Once again in this episode, we take a trip around the horn, following various disconnected characters as each of them further The Rings of Power’s far-flung adventures. First and foremost as always is Galadriel, who is literally swimming home from heaven to earth. She comes across a group of shipwrecked humans, from whom she carefully hides her pointy elven ears. But she’s soon found out, and when a “wyrm” (a draconic sea serpent, basically) shows up to finish what it started when it first destroyed their ship, all bets are off. Cast off from the wreckage, she and a cocky human named Halbard (Charlie Vickers) are the sole survivors of the monstrous encounter; they wind up being discovered by an unseen sailor of unknown provenance.

Galadriel’s buddy Elrond, meanwhile, is introduced by his king Gil-galad to Celebrimbor (Charles Edwards), a formidable craftsman from the Elven realm of Eregion. Celebrimbor is basically the Michelangelo of Elves, and he bears the weight of history with him, having on hand the hammer of Fëanor, the Elf who crafted the magical jewels called the Silmarils that caused the Great War with the original Dark Lord Morgoth in the first place. He has grand plans to build something more influential and lasting than mere art and artifacts, but he needs to construct a custom-built tower and forge to do it. That will require manpower that Gil-galad is not willing to give him.

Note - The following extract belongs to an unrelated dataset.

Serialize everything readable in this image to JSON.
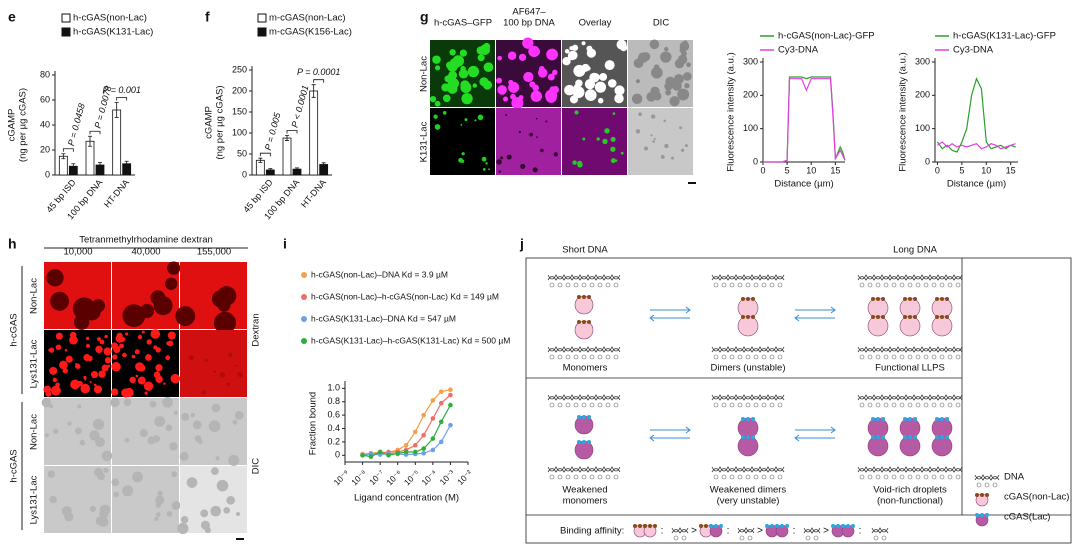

This gives Elrond the idea to contact his old friend Prince Durin (Owain Arthur), a lord of the Dwarves of the underground kingdom called Khazad-dûm — the Mines of Moria, for you Lord of the Rings oldheads. The Mines at this stage in history are gorgeous, well-lit, and full of lush greenery (and living Dwarves, instead of skeletons and orcs). The only problem is that the prince is furious that Elrond hasn’t come calling for twenty years, during which time Durin got married and had two kids. This timespan is the blink of an eye for an Elf, but for a Dwarf, well, it matters, dammit. And Prince Durin forces Elrond to go through an entire test of strength before he’s willing to entertain the offer.
RINGS OF POWER EPISODE 2 DWARF KISS

But entertain it he does, largely at the behest of his wife, Princess Disa (Sophia Nomvete). (Here I will note my 11-year-old daughter’s outrage that Dwarf women and children are not depicted as having beards, which she feels are an evolutionary adaptation designed to help the Dwarves filter out harmful particles while mining. I find it difficult to disagree!)

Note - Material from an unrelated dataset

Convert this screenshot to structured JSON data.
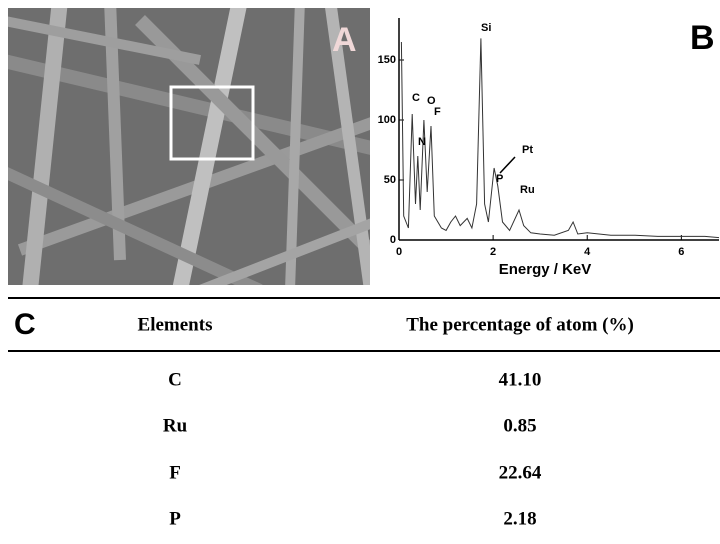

After Elrond leaves, though, the prince meets with his father, King Durin (Peter Mullan, veteran of everything from Westworld to Ozark to The Underground Railroad). The king is highly suspicious that an Elf-lord would show up a the doorstep of their kingdom right after they’ve found…some mysterious artifact in a treasure chest that the show does not deign to show us just yet. Oh well.

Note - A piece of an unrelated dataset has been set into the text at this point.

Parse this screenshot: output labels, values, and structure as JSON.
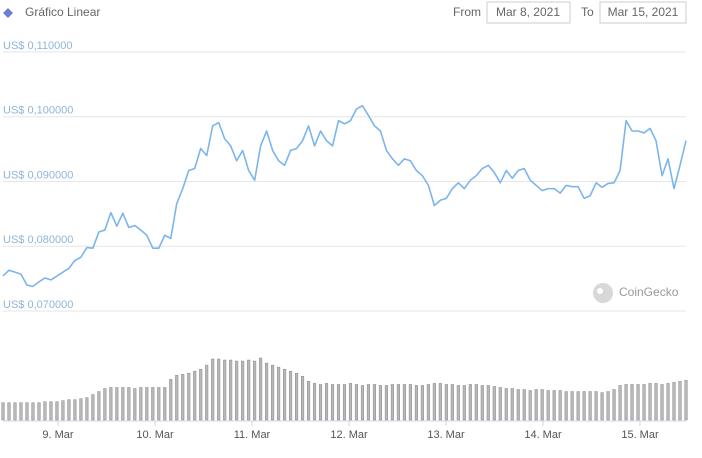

Meanwhile, the Elf-scout Arondir and his human love interest Bronwyn discover a human village that has been completely devastated, but with no corpses left behind; every inhabitant seems to have been pulled down into a tunnel dug by unknown hands. Arondir explores the tunnel and gets grabbed up by himself by unknown hands, Aliens-style, while Bronwyn races back to her village and kills an orc who’s emerged out of a similar tunnel to threaten her son Theo. With this evidence that orcs are at work — echoed by Halbard’s claim to Galadriel that his home was wiped out by these servants of the dark, despite Gil-galad’s belief that they’re all long gone — Bronwyn convinces her people to flee.
RINGS OF POWER EPISODE 2 SHE SWINGS THE AXE AND THEN PRESENTS THE ORC’S HEAD

Finally, there’s our Harfoot heroine Nori Brandyfoot, who tries to figure out a way to communicate with the mysterious man who fell from the sky in the premiere. Utilizing the fireflies that fuel the Harfoots’ lanterns, he conjures up a constellation of stars for which he must search, and the exploratory Nori is determined to help him find it. (My personal theory is that this mystery man is one of the two so-called “Blue Wizards” that recent Tolkien scholarship has determined as having traveled to Middle-earth during the Second Age to guard the East against Sauron’s dominion, but, as they say, y’all ain’t ready for that conversation.)

Oh, and there’s a genuinely funny bit of physical comedy when the cart that Nori and her friend Poppy use to transport the mystery man rolls downhill while they’re not paying attention. Humor matters in a show like this!

RINGS OF POWER EP 2 THE CART ROLLS DOWNHILL LOL

The biggest problem with this episode is evident if you compare it to, like, any other episode of good television. For the most part, stories in prestige TV are driven by character interaction. People encounter one another, have conversations or arguments or fights, emerge on the other side either changed or redoubled in their determination not to change, and the plot proceeds from there. (This is how House of the Dragon works, to cite an obvious point of comparison for this show.)

In this episode, though, written by Breaking Bad and Better Call Saul veteran Gennifer Hutchison of all people, way too many of the scene transitions that propel the narrative are these kind of cheap cliffhangers, in which the action is cut off just before or just after something interesting happens. Arondir gets got by some goblins? Cut! Durin père and Durin fils open a treasure box with a secret MacGuffin inside? Cut! Theo’s blood gets drawn into his obviously evil Sauronic artifact? Cut! Galadriel and Halbard get rescued by the silhouette of an off-camera sailor? Cut! 

You could get away with one or even two of these pseudo-suspenseful edits, I guess. But a whole suite of them? It’s not storytelling — it’s a cheat code, the easiest possible way to drive people from one moment (or episode) of the story to the next. I’m surprised it made it out of the writers’ room this way.

Still, we’re in Middle-earth, you know? Galadriel is Galadriel, if a slightly less goddess-like version thereof. Elrond is Elrond, if a more down-to-earth version. The Durins are the Durins, even if they’re just heavily bearded and prosthetically-nosed Scotsmen. There’s kind of a dragon. There’s kind of a wizard. There’s an orc in a cool skull helmet. 

In other words, if you’re a Tolkien guy — which I most definitely am — there’s enough Tolkien stuff going on around here to keep you invested for a third episode. At this early juncture, I have my doubts that this this show will become the world-bestriding zeitgeist colossus that either Peter Jackson’s Lord of the Rings trilogy or George R.R. Martin’s Game of Thrones and House of the Dragon have been … But that’s okay! Sometimes a pleasant stay in a familiar place is exactly what you’re looking for, no more and no less. Let’s just hope the pleasant pros outweigh the cons, because the ratio is already becoming a bit worrying.